Marta Popivoda’s feature-length documentary, Landscapes of Resistance, has been selected for the main competition program atthe 50th Rotterdam International Film Festival (IFFR), to be held in hybrid form (live and online) from February 1st to 7th, 2021. The competition program, called “Tiger Competition”, reveals and supports innovative authors on the rise, whose works push the boundaries of film. The selection includes 16 films from around the world.

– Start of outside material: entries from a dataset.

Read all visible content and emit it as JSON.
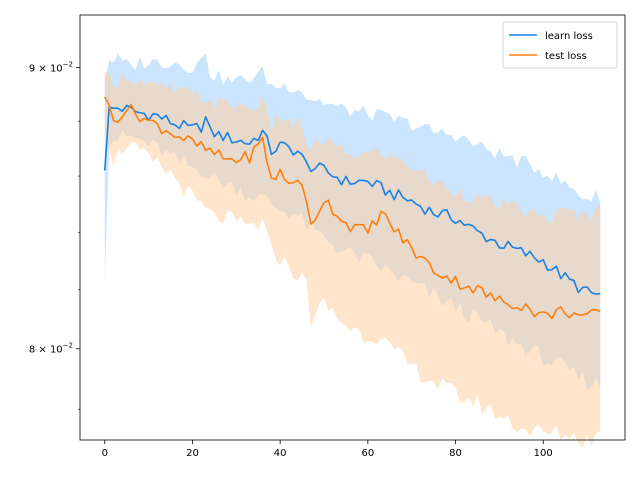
{
  "chart_data": {
    "type": "line",
    "title": "",
    "xlabel": "",
    "ylabel": "",
    "yscale": "log",
    "xlim": [
      -5.65,
      118.65
    ],
    "ylim": [
      0.077,
      0.092
    ],
    "xticks": [
      0,
      20,
      40,
      60,
      80,
      100
    ],
    "xtick_labels": [
      "0",
      "20",
      "40",
      "60",
      "80",
      "100"
    ],
    "yticks": [
      0.08,
      0.09
    ],
    "ytick_labels": [
      {
        "mantissa": "8",
        "base": "10",
        "exp": "−2"
      },
      {
        "mantissa": "9",
        "base": "10",
        "exp": "−2"
      }
    ],
    "grid": false,
    "legend_position": "upper-right",
    "series": [
      {
        "name": "learn loss",
        "color": "#1f77b4",
        "line_color": "#1a80e6",
        "band_color": "#a9d4ff",
        "x_anchors": [
          0,
          1,
          3,
          6,
          8,
          12,
          16,
          20,
          22,
          23,
          24,
          28,
          30,
          33,
          36,
          38,
          40,
          44,
          46,
          50,
          55,
          60,
          65,
          70,
          75,
          80,
          85,
          90,
          95,
          100,
          105,
          110,
          113
        ],
        "mean_anchors": [
          0.0862,
          0.0884,
          0.0885,
          0.0884,
          0.0883,
          0.0882,
          0.0879,
          0.0877,
          0.0878,
          0.0881,
          0.0876,
          0.0874,
          0.0873,
          0.0872,
          0.0876,
          0.0869,
          0.0871,
          0.0869,
          0.0864,
          0.0862,
          0.0858,
          0.0858,
          0.0854,
          0.0851,
          0.0847,
          0.0845,
          0.084,
          0.0836,
          0.0833,
          0.083,
          0.0824,
          0.0819,
          0.0818
        ],
        "lower_anchors": [
          0.0822,
          0.0873,
          0.0874,
          0.0874,
          0.0873,
          0.087,
          0.0866,
          0.0863,
          0.0862,
          0.0862,
          0.086,
          0.0857,
          0.0856,
          0.0853,
          0.0852,
          0.085,
          0.0848,
          0.0846,
          0.0842,
          0.0838,
          0.0833,
          0.083,
          0.0826,
          0.0822,
          0.0818,
          0.0814,
          0.081,
          0.0805,
          0.0801,
          0.0797,
          0.0793,
          0.0789,
          0.0788
        ],
        "upper_anchors": [
          0.0895,
          0.0903,
          0.0903,
          0.09,
          0.0902,
          0.0902,
          0.0902,
          0.09,
          0.0902,
          0.0907,
          0.0898,
          0.0895,
          0.0895,
          0.0896,
          0.0898,
          0.0893,
          0.0893,
          0.0893,
          0.0889,
          0.0887,
          0.0884,
          0.0883,
          0.0881,
          0.0879,
          0.0876,
          0.0875,
          0.0871,
          0.0868,
          0.0865,
          0.0862,
          0.0857,
          0.0852,
          0.0853
        ]
      },
      {
        "name": "test loss",
        "color": "#ff7f0e",
        "line_color": "#ff7f0e",
        "band_color": "#ffcfa0",
        "x_anchors": [
          0,
          2,
          5,
          10,
          15,
          20,
          25,
          28,
          30,
          33,
          36,
          38,
          40,
          42,
          44,
          46,
          47,
          50,
          55,
          60,
          63,
          65,
          70,
          75,
          80,
          85,
          90,
          95,
          100,
          105,
          110,
          113
        ],
        "mean_anchors": [
          0.0889,
          0.088,
          0.0885,
          0.088,
          0.0876,
          0.0872,
          0.0868,
          0.0866,
          0.0866,
          0.0867,
          0.0873,
          0.0859,
          0.0861,
          0.0857,
          0.086,
          0.085,
          0.0842,
          0.0852,
          0.0843,
          0.084,
          0.0847,
          0.0843,
          0.0834,
          0.0827,
          0.0823,
          0.082,
          0.0816,
          0.0815,
          0.0811,
          0.0813,
          0.081,
          0.0813
        ],
        "lower_anchors": [
          0.0878,
          0.0866,
          0.0872,
          0.0866,
          0.0861,
          0.0852,
          0.0845,
          0.0845,
          0.0843,
          0.0842,
          0.0843,
          0.0833,
          0.0831,
          0.0828,
          0.0825,
          0.0822,
          0.081,
          0.0815,
          0.0808,
          0.0804,
          0.0805,
          0.08,
          0.0794,
          0.0789,
          0.0785,
          0.0782,
          0.0778,
          0.0774,
          0.0772,
          0.0772,
          0.077,
          0.0772
        ],
        "upper_anchors": [
          0.0898,
          0.0895,
          0.0897,
          0.0893,
          0.0892,
          0.089,
          0.0887,
          0.0886,
          0.0886,
          0.0885,
          0.0887,
          0.0878,
          0.0882,
          0.088,
          0.0879,
          0.0873,
          0.087,
          0.0873,
          0.0868,
          0.0868,
          0.0869,
          0.0867,
          0.0864,
          0.0858,
          0.0855,
          0.0852,
          0.085,
          0.0848,
          0.0845,
          0.0847,
          0.0846,
          0.0848
        ]
      }
    ]
  }
}
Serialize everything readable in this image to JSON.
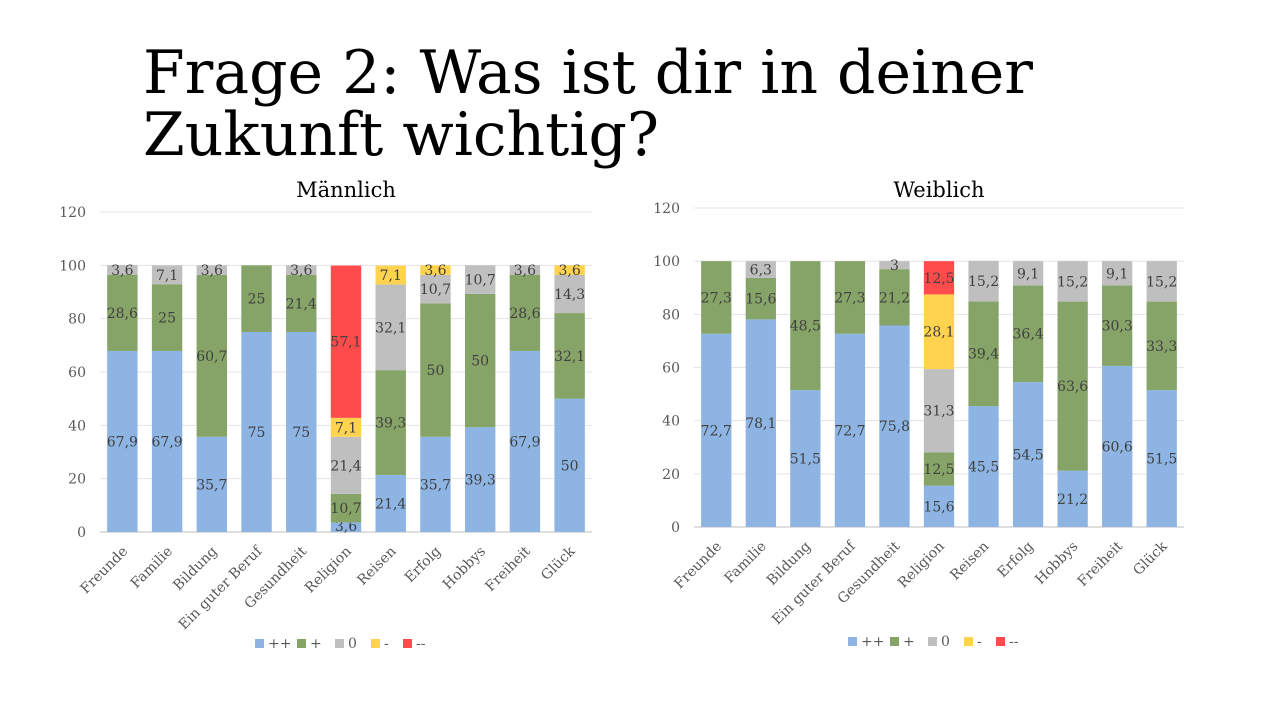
{
  "title": "Frage 2: Was ist dir in deiner Zukunft wichtig?",
  "colors": {
    "++": "#8DB4E2",
    "+": "#86A467",
    "0": "#BFBFBF",
    "-": "#FFD34D",
    "--": "#FF4B4B"
  },
  "chart_data": [
    {
      "type": "bar",
      "stacked": true,
      "title": "Männlich",
      "ylim": [
        0,
        120
      ],
      "yticks": [
        0,
        20,
        40,
        60,
        80,
        100,
        120
      ],
      "categories": [
        "Freunde",
        "Familie",
        "Bildung",
        "Ein guter Beruf",
        "Gesundheit",
        "Religion",
        "Reisen",
        "Erfolg",
        "Hobbys",
        "Freiheit",
        "Glück"
      ],
      "series": [
        {
          "name": "++",
          "values": [
            67.9,
            67.9,
            35.7,
            75,
            75,
            3.6,
            21.4,
            35.7,
            39.3,
            67.9,
            50
          ]
        },
        {
          "name": "+",
          "values": [
            28.6,
            25,
            60.7,
            25,
            21.4,
            10.7,
            39.3,
            50,
            50,
            28.6,
            32.1
          ]
        },
        {
          "name": "0",
          "values": [
            3.6,
            7.1,
            3.6,
            null,
            3.6,
            21.4,
            32.1,
            10.7,
            10.7,
            3.6,
            14.3
          ]
        },
        {
          "name": "-",
          "values": [
            null,
            null,
            null,
            null,
            null,
            7.1,
            7.1,
            3.6,
            null,
            null,
            3.6
          ]
        },
        {
          "name": "--",
          "values": [
            null,
            null,
            null,
            null,
            null,
            57.1,
            null,
            null,
            null,
            null,
            null
          ]
        }
      ],
      "data_labels": [
        [
          "67,9",
          "67,9",
          "35,7",
          "75",
          "75",
          "3,6",
          "21,4",
          "35,7",
          "39,3",
          "67,9",
          "50"
        ],
        [
          "28,6",
          "25",
          "60,7",
          "25",
          "21,4",
          "10,7",
          "39,3",
          "50",
          "50",
          "28,6",
          "32,1"
        ],
        [
          "3,6",
          "7,1",
          "3,6",
          null,
          "3,6",
          "21,4",
          "32,1",
          "10,7",
          "10,7",
          "3,6",
          "14,3"
        ],
        [
          null,
          null,
          null,
          null,
          null,
          "7,1",
          "7,1",
          "3,6",
          null,
          null,
          "3,6"
        ],
        [
          null,
          null,
          null,
          null,
          null,
          "57,1",
          null,
          null,
          null,
          null,
          null
        ]
      ],
      "legend": "bottom"
    },
    {
      "type": "bar",
      "stacked": true,
      "title": "Weiblich",
      "ylim": [
        0,
        120
      ],
      "yticks": [
        0,
        20,
        40,
        60,
        80,
        100,
        120
      ],
      "categories": [
        "Freunde",
        "Familie",
        "Bildung",
        "Ein guter Beruf",
        "Gesundheit",
        "Religion",
        "Reisen",
        "Erfolg",
        "Hobbys",
        "Freiheit",
        "Glück"
      ],
      "series": [
        {
          "name": "++",
          "values": [
            72.7,
            78.1,
            51.5,
            72.7,
            75.8,
            15.6,
            45.5,
            54.5,
            21.2,
            60.6,
            51.5
          ]
        },
        {
          "name": "+",
          "values": [
            27.3,
            15.6,
            48.5,
            27.3,
            21.2,
            12.5,
            39.4,
            36.4,
            63.6,
            30.3,
            33.3
          ]
        },
        {
          "name": "0",
          "values": [
            null,
            6.3,
            null,
            null,
            3,
            31.3,
            15.2,
            9.1,
            15.2,
            9.1,
            15.2
          ]
        },
        {
          "name": "-",
          "values": [
            null,
            null,
            null,
            null,
            null,
            28.1,
            null,
            null,
            null,
            null,
            null
          ]
        },
        {
          "name": "--",
          "values": [
            null,
            null,
            null,
            null,
            null,
            12.5,
            null,
            null,
            null,
            null,
            null
          ]
        }
      ],
      "data_labels": [
        [
          "72,7",
          "78,1",
          "51,5",
          "72,7",
          "75,8",
          "15,6",
          "45,5",
          "54,5",
          "21,2",
          "60,6",
          "51,5"
        ],
        [
          "27,3",
          "15,6",
          "48,5",
          "27,3",
          "21,2",
          "12,5",
          "39,4",
          "36,4",
          "63,6",
          "30,3",
          "33,3"
        ],
        [
          null,
          "6,3",
          null,
          null,
          "3",
          "31,3",
          "15,2",
          "9,1",
          "15,2",
          "9,1",
          "15,2"
        ],
        [
          null,
          null,
          null,
          null,
          null,
          "28,1",
          null,
          null,
          null,
          null,
          null
        ],
        [
          null,
          null,
          null,
          null,
          null,
          "12,5",
          null,
          null,
          null,
          null,
          null
        ]
      ],
      "legend": "bottom"
    }
  ]
}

The film Landscapes of Resistance records a journey through the memories of the anti-fascist fighter Sonja (97), one of the first partisans in Serbia, who was also among the leaders of the resistance movement in Auschwitz. As Sonja talks, we travel through the landscapes of her revolutionary youth – the forests and mountains of Serbia and the muddy terrain of Auschwitz, recorded as they look today – as well as through her small apartment in downtown Belgrade, where she lives with her husband and cat. As a great narrator, Sonja is able to talk about events from the past without “remembering”, which directly transports us to the specific atmosphere and way of thinking that gave rise to the anti-fascist resistance in Yugoslavia. We let her story travel through time, towards the bodies of new generations, suggesting that it is always possible to think and resist.
The protagonists are Sofia Sonja Vujanović (Stanišić), Ivo Vujanović and Ivanka Maksović. The script was also written by Marta Popivoda,with helo from Ana Vujanović, the director of photography is Ivan Marković, the editor is Jelena Maksimović, the sound designer is Jakov Munižaba, while the sound mix was done by Simon Apostolou.
Marta Popivoda (Belgrade / Berlin) is a film director, video artist and cultural worker. Her work explores the tensions between memory and history, collective and individual bodies, as well as ideology and everyday life, with a special focus on the anti-fascist and feminist potentials of the Yugoslav socialist project. In her artistic creation and research, she nurtures collective practices, and for many years was a member of the TkH collective (Walking Theory). Popivoda’s first feature-length documentary, Yugoslavia, as Ideology Moved Our Collective Body, premiered at the 63rd Berlinale, and was then screened at numerous international and domestic film festivals. Popivoda’s work has also been presented in galleries and museums, such as Tate Modern in London, MoMA in New York, M HKA in Antwerp, the Museum of Modern Art in Ljubljana, the Museum of Contemporary Art in Belgrade, etc. Popivoda is the winner of the prestigious Berlin Art Prize, awarded by the Berlin Academy of Arts, as well as the Edith-Russ-Haus Award for Emerging Media Artist.